Our GP is clear that this is end stage vascular dementia, but isn't keen to offer a prognosis.

I love my father more than anything. I want to know when he will die because witnessing his suffering - which is often acute both physically and emotionally - is heartbreaking, and also so I can plan when to go home to be with him and support my mother (who is caring for him with outside assistance) full-time.

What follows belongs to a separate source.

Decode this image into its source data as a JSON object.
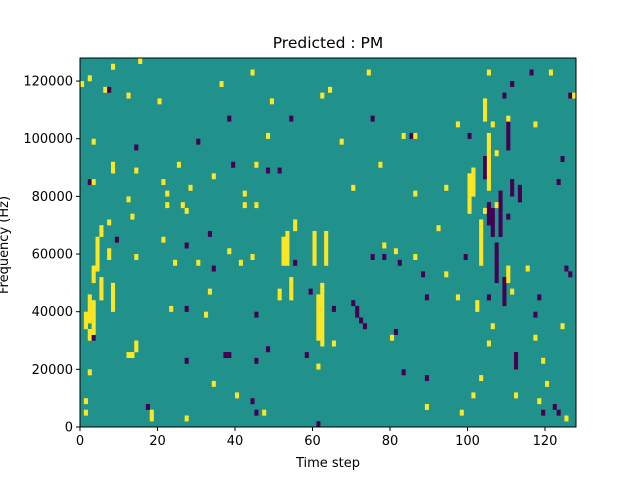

If anybody can offer any thoughts on what they would imagine his prognosis to be from their own experience, I would be very grateful.

Thank you.

hi

we think my dad has been ill for a good while, my mum died in 2008, they had been married 50 yrs plus, we believe he had a break down when she died , he was found 6 miles from his home and they believe he had walked this back and forth at least 3 times, he was taken into the hospital and actually escaped off the locked ward 3 times. He was moved to another hospital and there he was diagnosed with vascular dementia,vascular disease and we were informed he had epilepsy. He stayed for a month, they allowed him to go home with care workers going in three times a day. He then in 2011 had a stroke and lost his left field of vision, we went in every day did any food shop, he also smoked and we made him a meal. He got worse became hostile, nasty, hid food or through it out, called the police.He simply became to hard to care for, I was at breaking point, the social services eventually got involved and once again he went to hospital, from there he went into a home.It took me four years not to argue back at him, I have learnt just to say yes dad! He now needs to have help to get up, needs incontinent pads has had a fare few seizures and is currently back in hospital after suffering a seizure. We have been informed he has a serious infection pneumonia, they also believe he has a water infection, he is hardly opening his eyes waffling for want of a better word. he will be in hospital for a while, it is so sad to see him dying bit by bit in front of us, love him as we all do it would be a blessing if he joined his beloved wife. What a horrible disease it is. All you can do is be there, support and stay strong.
 

zeeeb

Registered User
Perhaps the Dr is waiting for the go ahead from family about palliative care and do not resuscitate orders. Maybe he doesn't want to say it in case it is unacceptable and upsetting to you. But if you think about it and decide where you stand on the subject, then you can ask him / her and that might open up the dialogue.